La actividad política, qué le vamos a hacer, está hoy bajo sospecha. Lo saben sus protagonistas y lo perciben los electores. Junto a la corrupción y a la falta de sintonía con los ciudadanos y con la realidad, otro de los factores que incide en la actual desafección ciudadana reside en la preparación profesional de los políticos. Es decir, ¿deben los políticos disponer de conocimientos y competencias acreditadas para el manejo y dirección de la cosa pública?. ¿Exigen los ciudadanos a los políticos un nivel profesional elevado para ser sus representantes en el proceso de elaboración de las leyes, en la realización de políticas públicas concretas o en la tarea de oposición y crítica a los gobiernos?. ¿Quieren los electores que los asuntos generales estén en manos de personas con conocimientos y aptitudes adecuadas para las tareas de rectoría de la cosa pública que deben realizar?. ¿Se preocupan los partidos de convocar y seleccionar a personas rectas que den garantías de profesionalidad y sentido común?.
En efecto, según parece, los ciudadanos, más en una época de crisis, desean que quienes se dedican a la muy noble y relevante administración y gestión de la cosa pública, sean personas con altas competencias profesionales porque, en efecto, la tarea que tienen entre manos es de suma importancia para la mejora de las condiciones de vida de todos y cada uno de los miembros de la comunidad. Por eso, cuándo trasciende en la opinión pública el curriculum de alguna persona que ha sido llamada a relevantes responsabilidades públicas el comentario del pueblo es, además de inevitable, certero, pues es menester exigir un exigente nivel cultural y profesional. Y, desde luego, quienes vayan a la actividad política deben tener, por obvias razones, resuelta su vida profesional. Si se hiciera una encuesta sobre este particular, nos quedaríamos sorprendidos del resultado.
En este ambiente, la política se demoniza y para muchos ciudadanos no es más que un reducto de mediocridad, donde abrevan desde los especialistas en la adulación, hasta quienes precisan de determinados procesos de autoafirmación personal pasando por los que desean lucrarse lo más rápido posible. Es decir, si se baja el nivel de la competencia profesional para la política y lo percibe la población, tarde o temprano se producirá la desafección, apatía e indiferencia que caracteriza el panorama general en el que vivimos en este tiempo.

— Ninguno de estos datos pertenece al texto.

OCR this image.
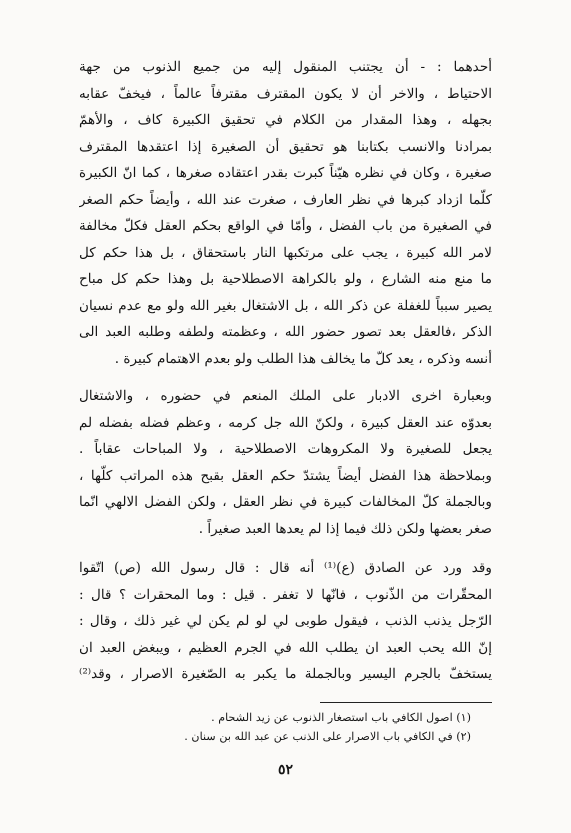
أحدهما : - أن يجتنب المنقول إليه من جميع الذنوب من جهة
الاحتياط ، والاخر أن لا يكون المقترف مقترفاً عالماً ، فيخفّ عقابه
بجهله ، وهذا المقدار من الكلام في تحقيق الكبيرة كاف ، والأهمّ
بمرادنا والانسب بكتابنا هو تحقيق أن الصغيرة إذا اعتقدها المقترف
صغيرة ، وكان في نظره هيّناً كبرت بقدر اعتقاده صغرها ، كما انّ الكبيرة
كلّما ازداد كبرها في نظر العارف ، صغرت عند الله ، وأيضاً حكم الصغر
في الصغيرة من باب الفضل ، وأمّا في الواقع بحكم العقل فكلّ مخالفة
لامر الله كبيرة ، يجب على مرتكبها النار باستحقاق ، بل هذا حكم كل
ما منع منه الشارع ، ولو بالكراهة الاصطلاحية بل وهذا حكم كل مباح
يصير سبباً للغفلة عن ذكر الله ، بل الاشتغال بغير الله ولو مع عدم نسيان
الذكر ،فالعقل بعد تصور حضور الله ، وعظمته ولطفه وطلبه العبد الى
أنسه وذكره ، يعد كلّ ما يخالف هذا الطلب ولو بعدم الاهتمام كبيرة .
وبعبارة اخرى الادبار على الملك المنعم في حضوره ، والاشتغال
بعدوّه عند العقل كبيرة ، ولكنّ الله جل كرمه ، وعظم فضله بفضله لم
يجعل للصغيرة ولا المكروهات الاصطلاحية ، ولا المباحات عقاباً .
وبملاحظة هذا الفضل أيضاً يشتدّ حكم العقل بقبح هذه المراتب كلّها ،
وبالجملة كلّ المخالفات كبيرة في نظر العقل ، ولكن الفضل الالهي انّما
صغر بعضها ولكن ذلك فيما إذا لم يعدها العبد صغيراً .
وقد ورد عن الصادق (ع)⁽¹⁾ أنه قال : قال رسول الله (ص) اتّقوا
المحقّرات من الذّنوب ، فانّها لا تغفر . قيل : وما المحقرات ؟ قال :
الرّجل يذنب الذنب ، فيقول طوبى لي لو لم يكن لي غير ذلك ، وقال :
إنّ الله يحب العبد ان يطلب الله في الجرم العظيم ، ويبغض العبد ان
يستخفّ بالجرم اليسير وبالجملة ما يكبر به الصّغيرة الاصرار ، وقد⁽²⁾
(١) اصول الكافي باب استصغار الذنوب عن زيد الشحام .
(٢) في الكافي باب الاصرار على الذنب عن عبد الله بن سنان .
٥٢
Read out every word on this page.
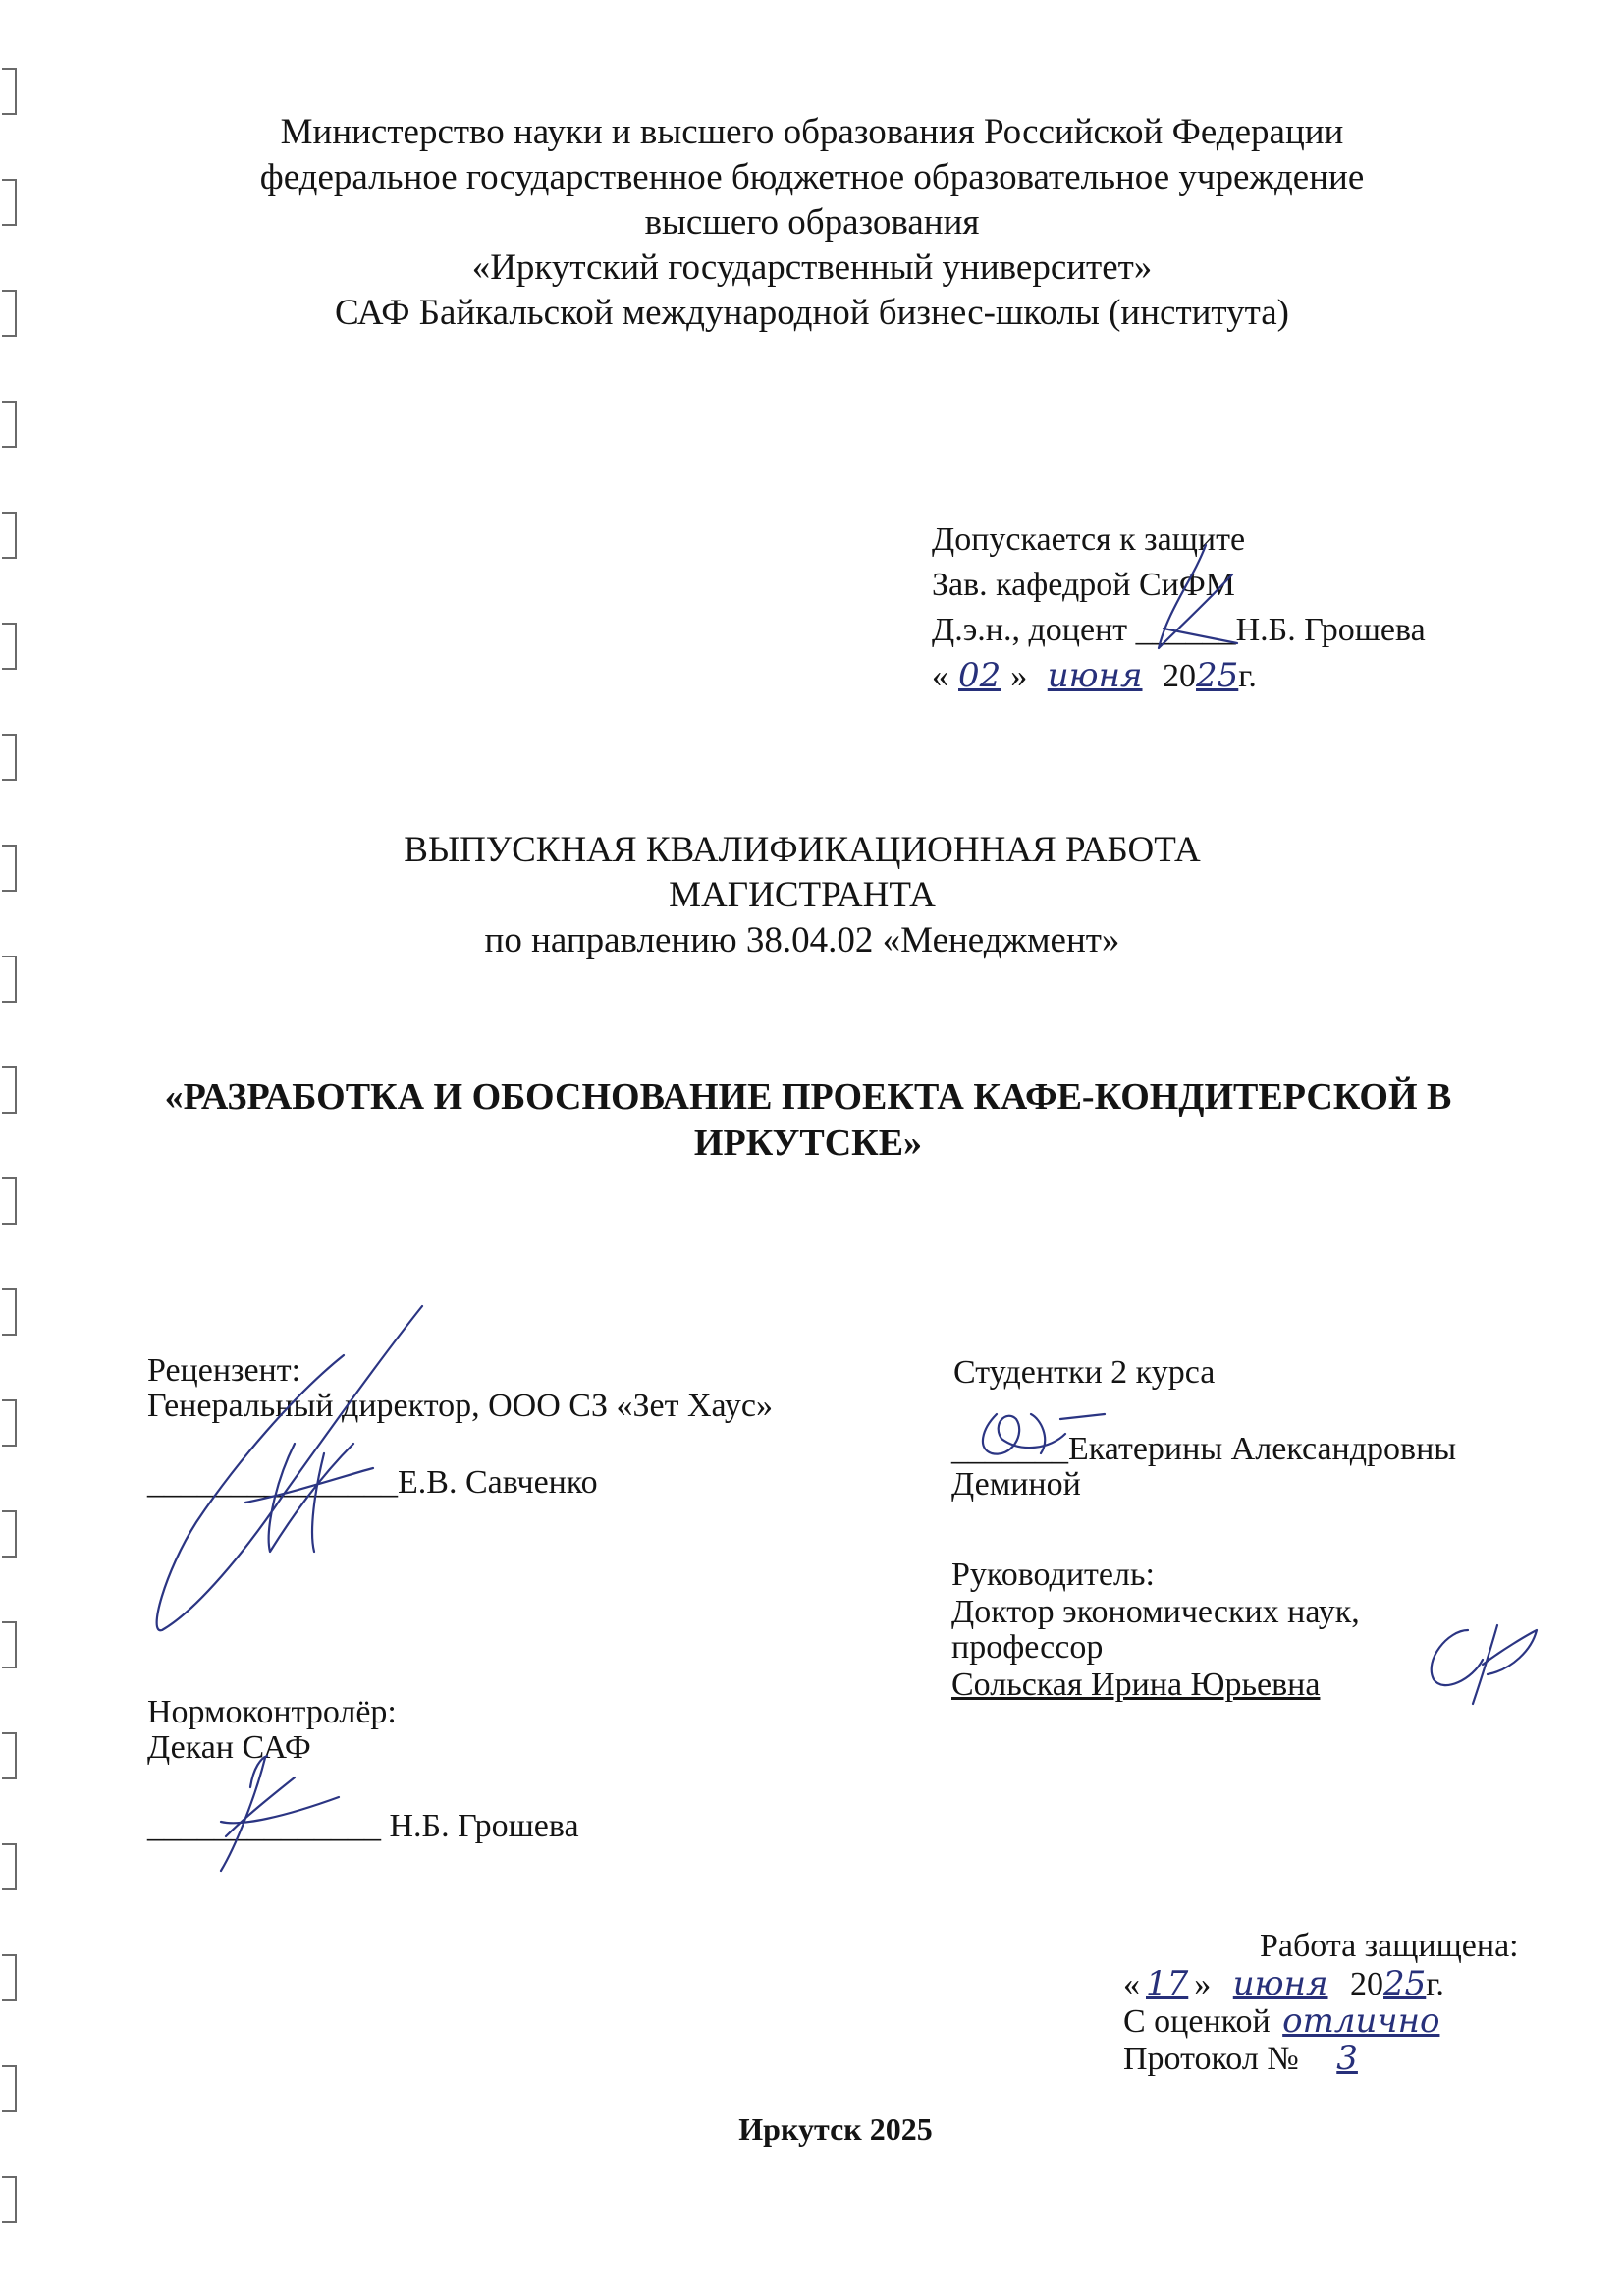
Министерство науки и высшего образования Российской Федерации
федеральное государственное бюджетное образовательное учреждение
высшего образования
«Иркутский государственный университет»
САФ Байкальской международной бизнес-школы (института)
Допускается к защите
Зав. кафедрой СиФМ
Д.э.н., доцент ______Н.Б. Грошева
« 02 » июня 2025г.
ВЫПУСКНАЯ КВАЛИФИКАЦИОННАЯ РАБОТА
МАГИСТРАНТА
по направлению 38.04.02 «Менеджмент»
«РАЗРАБОТКА И ОБОСНОВАНИЕ ПРОЕКТА КАФЕ-КОНДИТЕРСКОЙ В
ИРКУТСКЕ»
Рецензент:
Генеральный директор, ООО СЗ «Зет Хаус»
_______________Е.В. Савченко
Студентки 2 курса
_______Екатерины Александровны
Деминой
Руководитель:
Доктор экономических наук,
профессор
Сольская Ирина Юрьевна
Нормоконтролёр:
Декан САФ
______________ Н.Б. Грошева
Работа защищена:
« 17 » июня 2025г.
С оценкой отлично
Протокол № 3
Иркутск 2025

Así las cosas, las personas con trayectoria profesional, con prestigio en su actividad y con la vida resuelta, como suele decirse, poco o nada quieren saber de la política pues muchas veces van a tener que trabajar, a veces en relación de jerarquía, con personas de escaso bagaje profesional y baja consistencia moral que si no fuera por la política no tendrían actividad profesional conocida.
En este contexto se ha propuesto la teoría de la puerta giratoria. Es decir, se trataría de convocar a los cargos públicos a destacados profesionales que una vez pasado un cierto tiempo regresan a sus actividades profesionales. Por ejemplo, abogados, médicos, economistas. Sin embargo, como nada hay perfecto bajo el sol, esta opción no siempre funciona bien. A veces porque estos profesionales no conocen el funcionamiento real de los partidos, a veces porque la vuelta, salvo en el caso de los funcionarios, no es quizás en las mismas condiciones, y a veces porque estos perfiles deciden repentinamente continuar en la actividad pública y no volver a su actividad profesional.
En fin, una posible solución es formar desde los partidos a los cargos y responsables públicos, como hace cualquier empresa. No está mal aunque hasta el momento tales actividades, en términos generales, no parece que tales iniciativas formativas hayan sido continuas y constantes. Otra posibilidad es que los partidos y los gobiernos encarguen a instituciones académicas especializadas esta tarea.
En definitiva, la competencia profesional de los políticos parece que es exigida por la ciudadanía. Hoy en términos generales el nivel y categoría profesional de la clase política es más bien bajo. Por eso, no es de extrañarse que la ciudadanía, poco a poco, se vaya distanciando de una tarea que ellos quieren reservada a personas preparadas, sin relevantes necesidades económicas, y comprometidas de verdad con la mejora de las condiciones de vida de la ciudadanía.
Por aquí discurren algunas soluciones a la galopante corrupción que caracteriza la política en España y a la recuperación de la dignidad de, probablemente, la más elevada actividad a que se puede entregar el ser humano: gestionar lo de todos para que todos vivan, en democracia y libertad, mejor. No se trata, ni mucho menos, del gobierno de los sabios que propusiera siglos atrás Platón, se trata de que los ciudadanos estemos orgullosos de la actividad política porque quienes la desempeñan son personas con una preparación suficiente, con cualidades éticas y, sobre todo, que dignifican una actividad que hoy, lo siento pero es así, está bajo mínimos.